Shortly before midnight I stepped from a fiacre and ascended the broad steps of the Elysée. Tired as I was of the ceaseless whirl of the City of Pleasure, it nevertheless amused me to fix the physiognomy of the great official fêtes. They are inevitably banales, of course; but there is always a piquancy of detail and of contrast that is interesting.

If one wishes to see what a mixed crowd is like, there is no better illustration than the flocks of guests at the Elysée balls. Ah! what a crowd it was that night! What dresses! What a public! I know, of course, that it can never be otherwise under the present democratic régime. One man, who came on foot and whose boots were muddy, forgot to turn down the tucked-up ends of his trousers. People were walking about with their hands in their pockets, jostling each other without a word of excuse. Many were touching the furniture, and feeling the curtains and tapestry with that sans-gêne which so disgusted Gambetta with his former friends. You could see that they were determined not to appear astonished at anything, and that, after all, they were at home in the Elysée. They were of the detestable breed of café politicians, of loud-voiced orators at party meetings, of successful carpet-baggers, who render the ideas of equality and fraternity at times insufferable.

Before the buffet these fellows displayed themselves as goujats—cads—plain and simple. They grabbed for sandwiches, for biscuits, for glasses of champagne across the shoulders of ladies in front of them, or even elbowed them aside to get to the front row—and stop there. In the smoking-room the boxes of cigars were gone in the twinkling of an eye. One man struck his match on the wall. With these odd guests about it is not surprising that the Budget writes off a certain sum every year for articles that have disappeared from the buffets.

Whew! the heat there was insufferable!

In my search for Sibyl I passed through the antechamber. The footmen wore new livery. I saw none of those restaurant waiters who used, in the time of ce pauvre Monsieur Faure, to be employed at twenty francs the evening, supper included. Yes, things had slightly improved, but the crush was terrific. I made my way to the Salon des Aides-de-Camp, that historic chamber where, in the armchairs still furnishing the room, on the night of the coup d’état, sat, a prey to mortal anxiety, Morny, Persigny, Saint Arnaud, Piétri, Rouher, King Jérôme, and the Prince President.

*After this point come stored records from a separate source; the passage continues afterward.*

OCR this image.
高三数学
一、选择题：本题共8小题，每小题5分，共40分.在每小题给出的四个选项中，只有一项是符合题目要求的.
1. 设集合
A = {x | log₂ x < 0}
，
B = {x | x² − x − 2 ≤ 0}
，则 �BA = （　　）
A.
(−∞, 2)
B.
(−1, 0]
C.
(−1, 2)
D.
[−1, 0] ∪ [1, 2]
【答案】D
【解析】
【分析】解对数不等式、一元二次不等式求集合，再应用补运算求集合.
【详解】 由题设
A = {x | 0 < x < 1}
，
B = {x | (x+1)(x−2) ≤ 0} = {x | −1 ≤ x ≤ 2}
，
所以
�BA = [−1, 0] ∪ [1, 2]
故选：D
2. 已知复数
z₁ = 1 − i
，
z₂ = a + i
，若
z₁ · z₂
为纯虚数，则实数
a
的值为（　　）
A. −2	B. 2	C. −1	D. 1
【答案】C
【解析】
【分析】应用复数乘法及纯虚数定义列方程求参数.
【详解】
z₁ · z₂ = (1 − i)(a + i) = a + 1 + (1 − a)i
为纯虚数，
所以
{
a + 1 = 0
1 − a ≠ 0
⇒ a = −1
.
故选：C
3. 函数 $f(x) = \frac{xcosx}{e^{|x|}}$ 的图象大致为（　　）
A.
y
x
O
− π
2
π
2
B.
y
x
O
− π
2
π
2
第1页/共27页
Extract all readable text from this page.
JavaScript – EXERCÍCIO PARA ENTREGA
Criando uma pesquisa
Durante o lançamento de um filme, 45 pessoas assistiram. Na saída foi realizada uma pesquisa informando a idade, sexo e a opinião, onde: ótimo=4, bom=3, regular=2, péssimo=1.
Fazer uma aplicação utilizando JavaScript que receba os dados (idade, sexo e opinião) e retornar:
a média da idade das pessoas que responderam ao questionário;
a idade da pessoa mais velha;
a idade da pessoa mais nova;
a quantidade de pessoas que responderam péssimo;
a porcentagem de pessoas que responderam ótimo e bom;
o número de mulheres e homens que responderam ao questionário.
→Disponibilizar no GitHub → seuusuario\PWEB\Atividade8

The Japanese military attaché, walking before me, mixed himself up somehow with his sabre, and fell. This contretemps was greeted, as at a theatre, with laughter. Someone cried, “Oh, la la!” as if the stumble were a very clever bit of clowning indeed. The unhappy Japanese looked as if he wished the floor would swallow him.

I struggled up and paid my respects to the President, who was standing in the centre of the salon. Smiling, affable, displaying a simplicity that was real and unaffected, and yet devoid of mere familiarity, his bow and hand-shake were perfect. He struck the right note. I was impressed, moreover, by his sense of proportion. A little more cordiality, and he would cease to be Chief of the State. A little more solemnity, and he would be stilted. It is a little hard to convey the distinction; but imagine, on the one hand, a host who wants to make you forget his official position, and on the other a President of the Republic who is determined to be a good host. For well-bred people there is always a well-defined shade of difference between these two; and the President was the latter.

While turning away I suddenly came face to face with Monsieur Mollard, the chef-adjoint of the Protocol, who greeted me affably and commenced to tell me the latest story of General de Galliffet, Minister of War.

“It is amusing,” he laughed. “You must hear it, M’sieur Ingram. The General arrived at his club, the Union, last night, and for some reason or another his former friends were more than usually cold in their treatment of him. After saying a bonjour to one and the other of them, and receiving a curt reply here and a snub there, the Minister of War realised this. But he took their coolness coolly. With his back to the fireplace he said quietly, by way of bringing home to his friends the absurdity of their attitude: ‘You may come near me. Je ne sens pas mauvais—I don’t smell bad. You see, there was no Cabinet to-day!’ Is it not excellent?”

I smiled. It was a purely French joke. Mollard was always full of droll stories. Every diplomatist in Paris knew him as the keeper of the Elysée traditions, as guardian of its unwritten law by inheritance, his father having been, under other presidencies, the official known as introducteur des ambassadeurs. When a question of precedence puzzled the plebeian bigwigs at the Quai d’Orsay—the Foreign Office—it was Monsieur Mollard who would run to the archives to look it up. Nature had not, however, endowed him with a demeanour befitting his office, for he wore his uniform as awkwardly as a middle-aged volunteer officer, and looked more like a clerk than a chamberlain. But when he spoke he dragged on the mute syllables as French actors are taught to do in delivering Racine. He put three “l’s” in “Excellence” and four “r’s” in “Protocol.” For the rest, he was a good fellow, much liked in the diplomatic circle, although many jokes had from time to time been played at his expense. Presently, after we had been talking for a few moments, I inquired whether he had seen Sibyl.